Top 20 Most Profitable College Football Programs

The 20 most profitable college football programs made an eye-popping $925 million combined after expenses. The SEC is the leading conference on the field and on the balance sheet, as it has nine schools in the top 20. Of the remaining 11 most profitable programs, there are four from the Big Ten, three from Pac-12, two from the Big-12 and one from the ACC. Here’s the complete list:

  1. Texas – $92 million
  2. Tennessee – $70 million
  3. LSU – $58 million
  4. Michigan – $56 million
  5. Notre Dame – $54 million
  6. Georgia – $50 million
  7. Ohio State – $50 million
  8. Oklahoma – $48 million
  9. Auburn – $47 million
  10. Alabama – $46 million
  11. Oregon – $40 million
  12. Florida State – $39 million
  13. Arkansas – $38 million
  14. Washington – $38 million
  15. Florida – $37 million
  16. Texas A&M – $37 million
  17. Penn State – $36 million
  18. Michigan State – $32 million
  19. USC – $29 million
  20. South Carolina – $28 million

Wins don’t affect the bottom line

Texas is by far the most profitable football program despite only winning five games last season. On the flip side, Clemson won 14 games and competed in the National Championship yet it’s not one of the 20 most profitable football programs.
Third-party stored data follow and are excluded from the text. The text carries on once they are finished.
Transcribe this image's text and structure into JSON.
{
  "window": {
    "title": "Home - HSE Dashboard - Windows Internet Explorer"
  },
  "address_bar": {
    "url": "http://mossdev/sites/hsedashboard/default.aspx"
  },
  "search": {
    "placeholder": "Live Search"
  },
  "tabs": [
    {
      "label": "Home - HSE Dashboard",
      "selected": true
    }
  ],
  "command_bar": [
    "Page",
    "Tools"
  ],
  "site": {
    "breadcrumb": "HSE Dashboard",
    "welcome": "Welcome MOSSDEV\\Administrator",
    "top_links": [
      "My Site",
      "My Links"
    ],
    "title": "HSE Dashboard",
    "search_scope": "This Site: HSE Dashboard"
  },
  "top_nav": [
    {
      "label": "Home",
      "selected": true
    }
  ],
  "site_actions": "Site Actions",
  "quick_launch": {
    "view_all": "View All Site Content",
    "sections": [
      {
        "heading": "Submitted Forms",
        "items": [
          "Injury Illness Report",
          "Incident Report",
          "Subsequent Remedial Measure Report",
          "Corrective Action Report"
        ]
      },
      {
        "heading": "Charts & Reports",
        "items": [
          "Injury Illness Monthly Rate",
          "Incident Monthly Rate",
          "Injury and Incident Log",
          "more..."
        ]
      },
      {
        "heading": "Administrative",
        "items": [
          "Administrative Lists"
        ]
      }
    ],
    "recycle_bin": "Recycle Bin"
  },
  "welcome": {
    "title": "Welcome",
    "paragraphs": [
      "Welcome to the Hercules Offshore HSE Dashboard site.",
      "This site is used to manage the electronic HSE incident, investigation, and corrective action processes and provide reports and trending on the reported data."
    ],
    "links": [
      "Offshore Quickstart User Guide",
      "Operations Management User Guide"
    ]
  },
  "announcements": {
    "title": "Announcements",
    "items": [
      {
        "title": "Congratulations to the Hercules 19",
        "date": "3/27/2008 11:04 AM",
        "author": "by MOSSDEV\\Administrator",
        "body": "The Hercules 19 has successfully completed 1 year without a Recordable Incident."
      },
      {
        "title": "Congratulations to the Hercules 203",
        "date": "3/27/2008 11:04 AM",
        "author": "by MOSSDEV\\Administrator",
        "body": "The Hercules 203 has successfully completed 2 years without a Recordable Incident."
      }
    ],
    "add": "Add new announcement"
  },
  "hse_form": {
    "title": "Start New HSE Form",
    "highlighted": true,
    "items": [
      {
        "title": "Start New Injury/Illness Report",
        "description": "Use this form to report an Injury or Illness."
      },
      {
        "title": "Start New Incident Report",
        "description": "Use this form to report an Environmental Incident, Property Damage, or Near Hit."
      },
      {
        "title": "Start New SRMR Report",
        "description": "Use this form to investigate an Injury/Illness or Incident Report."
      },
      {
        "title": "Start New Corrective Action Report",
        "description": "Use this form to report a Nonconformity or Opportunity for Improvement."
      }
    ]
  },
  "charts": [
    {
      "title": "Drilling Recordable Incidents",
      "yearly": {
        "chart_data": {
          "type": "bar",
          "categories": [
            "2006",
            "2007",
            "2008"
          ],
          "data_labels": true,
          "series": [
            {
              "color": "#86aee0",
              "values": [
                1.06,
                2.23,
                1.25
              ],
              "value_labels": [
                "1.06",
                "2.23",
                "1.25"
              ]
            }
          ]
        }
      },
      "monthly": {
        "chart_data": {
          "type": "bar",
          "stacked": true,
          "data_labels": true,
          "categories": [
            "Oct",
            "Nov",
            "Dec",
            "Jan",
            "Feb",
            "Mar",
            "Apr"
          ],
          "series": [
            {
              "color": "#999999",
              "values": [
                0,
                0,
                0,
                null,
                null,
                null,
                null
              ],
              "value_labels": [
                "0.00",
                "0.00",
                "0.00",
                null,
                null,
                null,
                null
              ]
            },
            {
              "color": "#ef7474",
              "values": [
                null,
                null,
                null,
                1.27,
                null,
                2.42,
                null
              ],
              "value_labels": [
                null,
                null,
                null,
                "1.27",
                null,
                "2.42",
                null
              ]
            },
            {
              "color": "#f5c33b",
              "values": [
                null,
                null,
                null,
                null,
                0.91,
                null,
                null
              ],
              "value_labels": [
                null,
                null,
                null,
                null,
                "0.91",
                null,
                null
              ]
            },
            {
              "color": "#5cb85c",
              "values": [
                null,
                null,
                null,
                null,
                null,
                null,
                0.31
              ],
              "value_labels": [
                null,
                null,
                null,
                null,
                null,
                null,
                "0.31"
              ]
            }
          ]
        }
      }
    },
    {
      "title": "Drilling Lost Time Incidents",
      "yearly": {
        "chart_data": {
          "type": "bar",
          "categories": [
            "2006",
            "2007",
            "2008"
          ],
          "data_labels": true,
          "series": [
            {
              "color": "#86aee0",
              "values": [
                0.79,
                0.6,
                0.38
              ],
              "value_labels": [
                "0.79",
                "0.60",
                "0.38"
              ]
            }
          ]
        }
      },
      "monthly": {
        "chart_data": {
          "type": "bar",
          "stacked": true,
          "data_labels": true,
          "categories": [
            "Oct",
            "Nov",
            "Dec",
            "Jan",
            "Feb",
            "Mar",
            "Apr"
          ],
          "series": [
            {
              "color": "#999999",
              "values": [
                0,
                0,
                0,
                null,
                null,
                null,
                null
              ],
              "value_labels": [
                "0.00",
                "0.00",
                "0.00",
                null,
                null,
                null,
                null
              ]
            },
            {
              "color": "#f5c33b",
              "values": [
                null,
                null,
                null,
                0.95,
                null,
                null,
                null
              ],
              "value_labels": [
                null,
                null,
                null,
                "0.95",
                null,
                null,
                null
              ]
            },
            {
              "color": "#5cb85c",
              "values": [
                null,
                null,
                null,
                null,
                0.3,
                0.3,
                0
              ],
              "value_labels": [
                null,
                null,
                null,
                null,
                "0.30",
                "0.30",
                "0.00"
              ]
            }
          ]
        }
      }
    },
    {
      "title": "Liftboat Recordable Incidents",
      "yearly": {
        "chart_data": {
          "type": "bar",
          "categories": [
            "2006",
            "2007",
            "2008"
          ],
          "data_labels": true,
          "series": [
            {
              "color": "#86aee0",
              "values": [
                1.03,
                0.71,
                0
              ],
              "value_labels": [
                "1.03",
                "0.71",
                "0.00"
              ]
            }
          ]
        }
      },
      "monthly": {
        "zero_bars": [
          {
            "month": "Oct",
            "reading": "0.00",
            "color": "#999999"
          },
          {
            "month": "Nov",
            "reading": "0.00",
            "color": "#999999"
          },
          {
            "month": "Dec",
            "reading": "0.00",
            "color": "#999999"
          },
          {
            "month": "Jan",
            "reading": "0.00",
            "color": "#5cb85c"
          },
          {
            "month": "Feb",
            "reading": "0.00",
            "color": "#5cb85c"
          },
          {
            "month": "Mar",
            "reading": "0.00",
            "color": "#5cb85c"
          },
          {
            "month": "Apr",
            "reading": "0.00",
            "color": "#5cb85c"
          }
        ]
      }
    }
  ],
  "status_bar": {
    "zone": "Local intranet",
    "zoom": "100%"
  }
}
Texas makes the most money after expenses because of television revenue. The University of Texas owns the Longhorn Network which broadcasts its games. The most profitable conferences, the SEC, Big Ten and Pac-12, each run their own lucrative television network as well. Television revenue also boosts the profits of Notre Dame’s football team, as the Fighting Irish have an exclusive deal with NBC to broadcast its games.

Other uber-profitable schools, like Tennessee and Michigan, supplement television revenue the old-fashion way, generating money from ticket sales in their gigantic stadiums. The Wolverines home field, Michigan Stadium, is the largest in the country, seating over 107,000 people while Volunteers’ stomping ground, Neyland Stadium, holds just over 102,000 fans.

If these ultra-lucrative football programs are so profitable, should student-athletes be paid?
The elephant in the room is that all of these schools are making lots of money from the hard work of unpaid student-athletes. In light of these immense profits, fans and the media have begun to put pressure on the NCAA to start compensating football and men’s basketball players. Despite growing public sentiment to pay student-athletes, the reality is that even athletic departments with the most profitable football programs struggle to break even.

This happens because football and, to a lesser extent, men’s basketball subsidize all of the other sports which do not generate any revenue. So, in order pay student-athletes, schools would have to cut other non-revenue sports.